Wstałam po godzinie dziesiątej, od razu zeszłam na dół z laptopem i wypiłam kolejną kawę. Włączyłam skypa, żeby porozmawiać z Lukiem. W Hurstville była teraz dziewiętnasta, więc raczej nie śpi.
Do Luckey: „Pogadamy? :)"
Długo nie musiałam czekać na odpowiedź.
Od Luckey: „Jasne. Już dzwonię"
Kilka sekund później usłyszałam dzwonek wideo rozmowy, a na ekranie wyświetliła mi się profilówka Luka. Odebrałam i ujrzałam blondyna. Jak zwykle miał grzywkę ułożoną na czole i jakiś t-shirt.

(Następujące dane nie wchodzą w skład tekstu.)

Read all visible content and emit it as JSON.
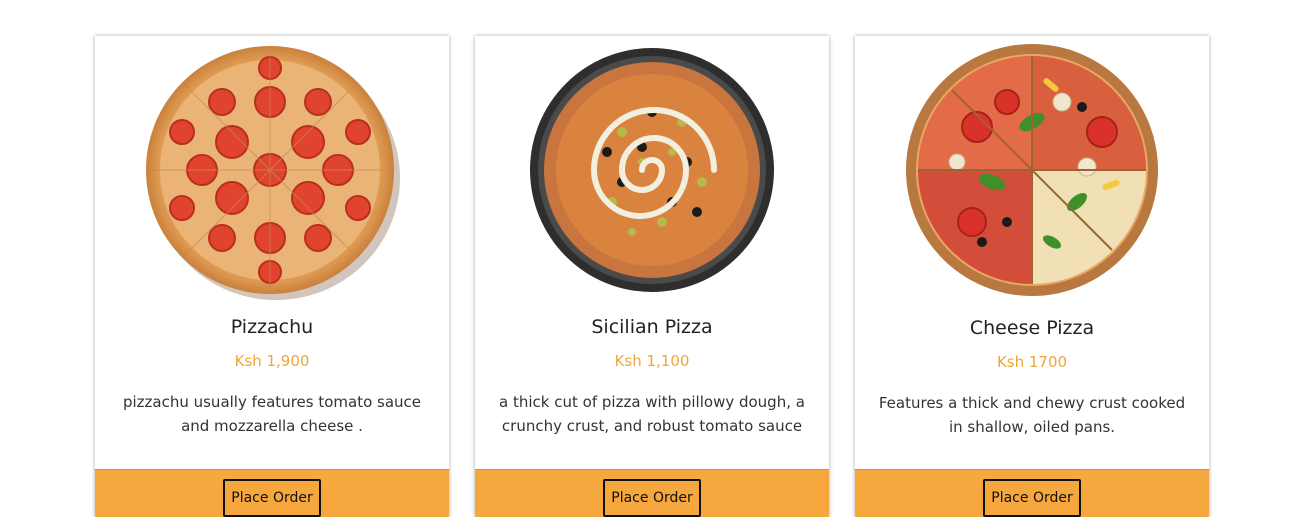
{
  "cards": [
    {
      "title": "Pizzachu",
      "price": "Ksh 1,900",
      "description": "pizzachu usually features tomato sauce and mozzarella cheese .",
      "button_label": "Place Order",
      "image_icon": "pepperoni-pizza-image"
    },
    {
      "title": "Sicilian Pizza",
      "price": "Ksh 1,100",
      "description": "a thick cut of pizza with pillowy dough, a crunchy crust, and robust tomato sauce",
      "button_label": "Place Order",
      "image_icon": "sicilian-pizza-image"
    },
    {
      "title": "Cheese Pizza",
      "price": "Ksh 1700",
      "description": "Features a thick and chewy crust cooked in shallow, oiled pans.",
      "button_label": "Place Order",
      "image_icon": "mixed-topping-pizza-image"
    }
  ],
  "colors": {
    "accent": "#f6a73d",
    "price": "#f0a53a",
    "title": "#222222"
  }
}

-Cześć Luke.-przywitałam się.
-Cześć Tris. Mam nadzieję, że nie przeszkadza ci to, że Cal też tu jest.
-Hej Mała!-Calum nagle przystawił twarz ekstremalnie blisko kamerki.
-Hej Cal.-uśmiechnęłam się i pomachałam.
-Co to miało znaczyć „mam nadzieję, że ci nie przeszkadza", huh?-zapytał Calum Luka, sztucznie pretensjonalnym tonem, a ten przewrócił oczami.-Oczywiście, że nie.-dodał.-A teraz Tris opowiadaj co tam u ciebie?
-Wszystko w porządku. Tu jest świetnie, ludzie są OK, ale wolałabym, żebyście byli tutaj ze mną. Strasznie za wami wszystkimi tęsknie.-powiedziałam skomląc.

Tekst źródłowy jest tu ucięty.